Now, before trying to come up with something that can be faster, let's think about how to relax the tight constraint (1). We can massage our graph shape by including the edges of the weight in the image. Thus, if a strict restriction is met, we denote the weight of the edge from i to j as 1. If two students i and j deviate in age more than 2, this means that the weight of the edge is 1 / (age difference) ^ 2 or something like that. Then the click estimate should be the product of crossing with clicks with a certain amount of points. However, it becomes clear that now the problem lies in the full schedule, which is only a general optimization, which we hoped to avoid, so we need to impose some strict restrictions to reduce the connectivity of our schedule.

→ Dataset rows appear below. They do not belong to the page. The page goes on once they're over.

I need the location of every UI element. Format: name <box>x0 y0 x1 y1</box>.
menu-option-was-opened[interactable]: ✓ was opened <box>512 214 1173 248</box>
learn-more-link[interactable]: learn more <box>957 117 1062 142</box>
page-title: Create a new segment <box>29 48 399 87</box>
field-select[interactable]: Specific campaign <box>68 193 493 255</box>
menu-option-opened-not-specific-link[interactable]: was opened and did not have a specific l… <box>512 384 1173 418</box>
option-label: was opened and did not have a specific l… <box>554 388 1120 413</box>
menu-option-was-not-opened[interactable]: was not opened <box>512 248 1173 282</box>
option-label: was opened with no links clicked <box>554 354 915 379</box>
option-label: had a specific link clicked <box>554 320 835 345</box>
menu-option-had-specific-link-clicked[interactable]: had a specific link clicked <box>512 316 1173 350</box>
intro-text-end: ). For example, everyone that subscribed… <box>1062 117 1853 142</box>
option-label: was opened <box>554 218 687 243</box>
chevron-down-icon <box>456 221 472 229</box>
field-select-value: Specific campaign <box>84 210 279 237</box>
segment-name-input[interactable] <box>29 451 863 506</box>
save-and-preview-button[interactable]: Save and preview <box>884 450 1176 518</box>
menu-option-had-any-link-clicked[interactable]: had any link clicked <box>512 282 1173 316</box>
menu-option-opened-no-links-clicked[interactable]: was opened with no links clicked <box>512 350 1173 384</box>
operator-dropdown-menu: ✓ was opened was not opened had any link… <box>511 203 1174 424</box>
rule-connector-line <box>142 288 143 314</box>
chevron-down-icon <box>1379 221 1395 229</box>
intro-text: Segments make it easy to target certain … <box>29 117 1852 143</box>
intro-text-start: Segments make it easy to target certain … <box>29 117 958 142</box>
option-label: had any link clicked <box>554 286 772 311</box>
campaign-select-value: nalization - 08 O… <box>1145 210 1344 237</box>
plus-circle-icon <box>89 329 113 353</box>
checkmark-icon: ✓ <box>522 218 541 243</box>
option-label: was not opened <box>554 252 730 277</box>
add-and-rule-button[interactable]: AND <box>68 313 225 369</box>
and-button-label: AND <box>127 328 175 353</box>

Basic Sort Approximation Algorithm
Sort all students by their age, so we have a sorted array in which all students from [i] are the same age, and all students in [i] are older than all students in [j] for all j <i. Now consider each pair i, j from which there exists O (n ^ 2), where we also have that | Age [i] - Age [j] | <= 2. Find the largest group of students of different nationalities and place them in the room together. We sequentially iterate over pairs of indexes O (n ^ 2), which satisfy a strict restriction and take all students with a difference in nationality (which we can find by preprocessing and hashing on pairs of indexes). By doing this carefully (for example, looking at the indices i j that are scattered before they are close to each other), further improving the runtime. It seems like it should be polytime, but I think there are some subtleties that need to be addressed first before saying this.